Raymond Charles 'Crusoe' Robertson-Glasgow (born 15 July 1901 at Murrayfield, Edinburgh, Scotland; died 4 March 1965 at Buckhold, Berkshire, England) was a Scottish cricketer and cricket writer.

Convivial, popular and humorous, Robertson-Glasgow was a right-arm fast-medium bowler who played for Oxford University and Somerset. During his career, which lasted from 1920 to 1937, he took 464 wickets at 25.77 in first-class cricket, with best innings figures of 9-38.

He subsequently won acclaim for his writing, in which his strong sense of humour shone through.[1] In 1933 he became cricket correspondent for the Morning Post. He later wrote for the Daily Telegraph, The Observer and the Sunday Times, and was the author of many books, including:[2]

  • Cricket Prints: Some Batsmen and Bowlers (1920-1940) (Werner Laurie, 1948).
  • More Cricket Prints - Some Batsmen and Bowlers (1920-1945) (1948)
  • 46 Not Out - an autobiography (1948)
  • Rain Stopped Play (1948)
  • The Brighter Side of Cricket (Arthur Barker, 1950).
  • All In The Game (1952)
  • How To Become A Test Cricketer (1962)
  • Crusoe on cricket: The cricket writings of R.C. Robertson-Glasgow (1966)

He also wrote the following non-cricket books:

  • I was Himmler's Aunt (1940)
  • Country Talk: A Miscellany (1964)

He retired from regular cricket writing in 1953. He was Chairman of the Cricket Writers' Club in 1959.[3]

His nickname of "Crusoe" came, according to Robertson-Glasgow himself, from the Essex batsman Charlie McGahey. When his captain asked McGahey how he had been dismissed, he replied: "I was bowled by an old ----- I thought was dead two thousand years ago, called Robinson Crusoe."[4]

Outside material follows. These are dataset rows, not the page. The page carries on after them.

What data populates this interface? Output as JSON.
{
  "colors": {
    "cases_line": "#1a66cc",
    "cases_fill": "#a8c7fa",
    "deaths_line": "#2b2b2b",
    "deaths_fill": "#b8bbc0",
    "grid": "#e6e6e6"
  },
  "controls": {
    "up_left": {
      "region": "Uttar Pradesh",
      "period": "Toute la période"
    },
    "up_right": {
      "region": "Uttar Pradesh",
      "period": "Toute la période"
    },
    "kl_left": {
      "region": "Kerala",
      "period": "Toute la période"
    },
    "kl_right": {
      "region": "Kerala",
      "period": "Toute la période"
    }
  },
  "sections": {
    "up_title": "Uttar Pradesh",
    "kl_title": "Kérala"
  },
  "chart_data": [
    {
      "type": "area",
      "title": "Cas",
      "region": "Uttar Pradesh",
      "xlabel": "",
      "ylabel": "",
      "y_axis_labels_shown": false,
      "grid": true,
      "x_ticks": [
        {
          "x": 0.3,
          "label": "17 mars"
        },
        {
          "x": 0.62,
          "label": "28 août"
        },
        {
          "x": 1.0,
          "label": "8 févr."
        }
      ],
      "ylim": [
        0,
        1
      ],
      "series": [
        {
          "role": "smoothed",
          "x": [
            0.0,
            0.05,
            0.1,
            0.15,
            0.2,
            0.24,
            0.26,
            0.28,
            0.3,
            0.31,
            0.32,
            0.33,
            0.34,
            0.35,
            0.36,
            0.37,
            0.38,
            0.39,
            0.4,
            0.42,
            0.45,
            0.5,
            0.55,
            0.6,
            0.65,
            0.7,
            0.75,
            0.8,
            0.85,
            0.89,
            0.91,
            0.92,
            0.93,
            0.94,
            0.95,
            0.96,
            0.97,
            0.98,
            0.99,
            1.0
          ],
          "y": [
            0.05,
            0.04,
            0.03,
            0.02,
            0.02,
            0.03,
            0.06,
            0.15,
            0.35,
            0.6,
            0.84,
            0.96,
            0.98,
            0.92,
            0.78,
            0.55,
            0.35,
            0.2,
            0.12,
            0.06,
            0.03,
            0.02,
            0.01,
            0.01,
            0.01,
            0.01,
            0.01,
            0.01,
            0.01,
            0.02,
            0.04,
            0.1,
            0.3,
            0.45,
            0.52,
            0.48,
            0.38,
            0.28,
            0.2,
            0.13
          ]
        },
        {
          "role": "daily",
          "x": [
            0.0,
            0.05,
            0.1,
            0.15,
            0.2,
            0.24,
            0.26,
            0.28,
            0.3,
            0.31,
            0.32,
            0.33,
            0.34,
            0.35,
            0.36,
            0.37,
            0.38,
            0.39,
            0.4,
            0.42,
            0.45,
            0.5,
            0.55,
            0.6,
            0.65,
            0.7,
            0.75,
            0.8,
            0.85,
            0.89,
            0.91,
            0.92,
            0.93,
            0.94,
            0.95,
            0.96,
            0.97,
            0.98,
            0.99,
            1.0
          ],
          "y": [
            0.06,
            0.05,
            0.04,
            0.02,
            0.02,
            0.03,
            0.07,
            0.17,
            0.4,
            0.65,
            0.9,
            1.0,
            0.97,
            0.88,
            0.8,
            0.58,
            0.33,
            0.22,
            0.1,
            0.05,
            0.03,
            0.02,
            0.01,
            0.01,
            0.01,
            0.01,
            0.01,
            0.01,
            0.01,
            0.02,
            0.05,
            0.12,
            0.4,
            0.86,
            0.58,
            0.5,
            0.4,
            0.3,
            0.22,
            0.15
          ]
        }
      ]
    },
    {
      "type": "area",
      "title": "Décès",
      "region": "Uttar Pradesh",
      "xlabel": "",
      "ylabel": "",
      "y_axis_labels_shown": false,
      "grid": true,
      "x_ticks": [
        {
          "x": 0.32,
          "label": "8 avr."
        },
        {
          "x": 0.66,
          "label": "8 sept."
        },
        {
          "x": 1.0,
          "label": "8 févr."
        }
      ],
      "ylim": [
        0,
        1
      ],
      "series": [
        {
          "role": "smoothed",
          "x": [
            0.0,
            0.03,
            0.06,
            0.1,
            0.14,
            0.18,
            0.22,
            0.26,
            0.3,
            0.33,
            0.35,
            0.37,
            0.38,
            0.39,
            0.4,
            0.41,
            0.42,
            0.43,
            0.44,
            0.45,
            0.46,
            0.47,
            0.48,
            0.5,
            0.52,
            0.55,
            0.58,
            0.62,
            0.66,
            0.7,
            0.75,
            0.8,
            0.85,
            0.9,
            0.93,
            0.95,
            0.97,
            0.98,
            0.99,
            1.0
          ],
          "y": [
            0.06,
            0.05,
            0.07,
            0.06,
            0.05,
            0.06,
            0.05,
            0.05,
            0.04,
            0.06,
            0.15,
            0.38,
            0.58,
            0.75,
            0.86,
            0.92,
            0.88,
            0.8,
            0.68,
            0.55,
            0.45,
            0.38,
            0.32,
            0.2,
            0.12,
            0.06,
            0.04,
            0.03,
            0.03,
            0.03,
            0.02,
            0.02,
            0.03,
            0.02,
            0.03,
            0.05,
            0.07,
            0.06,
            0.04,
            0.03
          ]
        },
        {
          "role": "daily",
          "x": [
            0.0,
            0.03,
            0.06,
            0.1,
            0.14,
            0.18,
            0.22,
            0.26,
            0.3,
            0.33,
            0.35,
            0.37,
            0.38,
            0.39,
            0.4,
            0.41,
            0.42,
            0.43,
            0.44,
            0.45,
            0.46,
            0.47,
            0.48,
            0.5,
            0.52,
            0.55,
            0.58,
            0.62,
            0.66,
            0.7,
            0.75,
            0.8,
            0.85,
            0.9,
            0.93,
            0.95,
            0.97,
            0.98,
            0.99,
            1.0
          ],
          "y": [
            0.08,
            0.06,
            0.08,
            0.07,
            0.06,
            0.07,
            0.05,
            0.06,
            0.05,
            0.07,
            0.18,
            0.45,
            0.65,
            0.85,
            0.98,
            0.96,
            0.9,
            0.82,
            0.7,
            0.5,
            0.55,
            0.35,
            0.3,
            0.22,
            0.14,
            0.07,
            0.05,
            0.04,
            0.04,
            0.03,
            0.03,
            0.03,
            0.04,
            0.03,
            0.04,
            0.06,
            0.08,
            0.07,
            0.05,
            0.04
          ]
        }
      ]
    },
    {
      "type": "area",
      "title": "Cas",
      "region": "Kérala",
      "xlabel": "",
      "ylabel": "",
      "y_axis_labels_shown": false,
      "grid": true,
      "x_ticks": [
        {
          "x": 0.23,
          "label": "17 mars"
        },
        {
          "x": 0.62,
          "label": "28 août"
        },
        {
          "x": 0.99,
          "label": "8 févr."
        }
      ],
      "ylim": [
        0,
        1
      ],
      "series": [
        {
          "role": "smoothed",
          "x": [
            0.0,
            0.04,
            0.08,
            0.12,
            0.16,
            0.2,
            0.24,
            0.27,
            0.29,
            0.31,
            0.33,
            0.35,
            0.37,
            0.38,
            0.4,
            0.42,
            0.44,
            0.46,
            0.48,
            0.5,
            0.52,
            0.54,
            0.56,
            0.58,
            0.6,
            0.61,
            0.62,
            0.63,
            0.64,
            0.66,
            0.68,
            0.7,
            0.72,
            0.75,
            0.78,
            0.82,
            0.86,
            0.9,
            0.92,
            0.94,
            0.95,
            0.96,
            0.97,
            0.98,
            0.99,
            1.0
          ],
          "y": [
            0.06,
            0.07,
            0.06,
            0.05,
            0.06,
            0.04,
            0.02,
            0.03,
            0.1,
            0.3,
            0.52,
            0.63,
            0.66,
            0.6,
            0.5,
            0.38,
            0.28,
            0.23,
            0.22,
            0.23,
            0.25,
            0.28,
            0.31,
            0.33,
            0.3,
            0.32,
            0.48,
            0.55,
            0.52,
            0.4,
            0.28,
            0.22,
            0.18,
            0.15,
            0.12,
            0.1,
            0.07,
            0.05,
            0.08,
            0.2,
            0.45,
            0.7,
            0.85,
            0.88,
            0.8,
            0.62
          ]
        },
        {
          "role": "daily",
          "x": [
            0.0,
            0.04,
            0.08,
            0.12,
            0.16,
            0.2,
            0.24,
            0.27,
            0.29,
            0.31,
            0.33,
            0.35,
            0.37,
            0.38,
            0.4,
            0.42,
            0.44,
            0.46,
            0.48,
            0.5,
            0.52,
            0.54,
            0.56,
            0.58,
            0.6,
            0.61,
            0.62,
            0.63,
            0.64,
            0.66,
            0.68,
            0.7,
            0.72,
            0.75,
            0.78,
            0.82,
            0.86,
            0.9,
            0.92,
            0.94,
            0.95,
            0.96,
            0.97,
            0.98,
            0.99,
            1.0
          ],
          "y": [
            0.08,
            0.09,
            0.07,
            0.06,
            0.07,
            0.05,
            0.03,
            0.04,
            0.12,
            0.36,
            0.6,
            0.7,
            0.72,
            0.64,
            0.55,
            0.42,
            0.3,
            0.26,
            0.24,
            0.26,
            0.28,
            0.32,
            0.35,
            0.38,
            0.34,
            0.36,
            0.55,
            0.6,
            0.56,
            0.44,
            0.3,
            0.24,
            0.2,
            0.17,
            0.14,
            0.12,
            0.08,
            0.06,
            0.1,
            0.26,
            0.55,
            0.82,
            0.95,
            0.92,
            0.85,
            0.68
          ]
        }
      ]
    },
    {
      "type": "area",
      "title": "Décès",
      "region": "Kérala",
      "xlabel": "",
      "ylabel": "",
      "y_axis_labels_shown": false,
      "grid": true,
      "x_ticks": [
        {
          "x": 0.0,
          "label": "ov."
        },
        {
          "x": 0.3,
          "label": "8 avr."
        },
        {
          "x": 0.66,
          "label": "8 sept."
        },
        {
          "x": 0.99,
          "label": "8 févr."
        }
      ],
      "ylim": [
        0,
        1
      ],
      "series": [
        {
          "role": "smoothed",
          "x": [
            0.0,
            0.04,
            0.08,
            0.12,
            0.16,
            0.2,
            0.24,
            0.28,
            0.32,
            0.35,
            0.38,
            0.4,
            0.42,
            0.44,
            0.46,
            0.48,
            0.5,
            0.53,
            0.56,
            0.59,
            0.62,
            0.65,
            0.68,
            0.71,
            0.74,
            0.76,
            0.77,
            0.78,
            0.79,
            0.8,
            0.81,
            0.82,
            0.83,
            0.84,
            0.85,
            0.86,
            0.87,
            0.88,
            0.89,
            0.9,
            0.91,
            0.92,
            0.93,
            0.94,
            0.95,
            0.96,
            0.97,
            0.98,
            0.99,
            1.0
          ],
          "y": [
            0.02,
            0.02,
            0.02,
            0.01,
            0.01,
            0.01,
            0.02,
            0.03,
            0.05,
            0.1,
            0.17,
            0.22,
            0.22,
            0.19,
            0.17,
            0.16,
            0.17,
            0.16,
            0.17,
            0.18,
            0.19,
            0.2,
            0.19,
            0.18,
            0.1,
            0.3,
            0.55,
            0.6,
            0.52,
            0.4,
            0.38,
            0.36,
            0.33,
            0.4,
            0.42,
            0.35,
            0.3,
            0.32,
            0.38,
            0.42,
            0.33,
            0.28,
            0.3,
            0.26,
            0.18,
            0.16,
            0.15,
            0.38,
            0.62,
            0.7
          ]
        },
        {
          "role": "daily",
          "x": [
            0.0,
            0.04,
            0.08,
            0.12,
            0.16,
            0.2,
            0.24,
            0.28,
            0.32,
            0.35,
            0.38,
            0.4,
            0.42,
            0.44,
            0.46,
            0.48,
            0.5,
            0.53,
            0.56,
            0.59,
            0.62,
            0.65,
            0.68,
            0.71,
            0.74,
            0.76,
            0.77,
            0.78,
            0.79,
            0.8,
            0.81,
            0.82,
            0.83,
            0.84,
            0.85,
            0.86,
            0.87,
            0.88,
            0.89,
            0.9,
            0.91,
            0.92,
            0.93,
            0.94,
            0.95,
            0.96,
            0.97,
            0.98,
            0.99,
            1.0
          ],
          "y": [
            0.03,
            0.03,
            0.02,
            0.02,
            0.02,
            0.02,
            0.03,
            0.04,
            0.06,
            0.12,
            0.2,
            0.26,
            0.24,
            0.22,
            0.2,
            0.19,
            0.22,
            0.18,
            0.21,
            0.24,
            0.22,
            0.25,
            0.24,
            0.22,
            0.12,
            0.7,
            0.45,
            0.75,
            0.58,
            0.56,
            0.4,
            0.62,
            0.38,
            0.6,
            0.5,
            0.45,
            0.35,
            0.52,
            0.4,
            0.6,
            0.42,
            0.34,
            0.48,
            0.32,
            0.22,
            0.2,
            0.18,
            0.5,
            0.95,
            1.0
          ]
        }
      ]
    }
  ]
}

He committed suicide during a snowstorm whilst in the grip of melancholic depression.

Notes[edit]

  1. ^ Christopher Hollis, Oxford in the Twenties (1976)
  2. ^ Robertson Glasgow R C - new and used books
  3. ^ Cricket Writers' Club Honours Board. Retrieved 24 April 2008.
  4. ^ RC Robertson-Glasgow, 46 Not Out, Hollis & Carter (1948), p.108.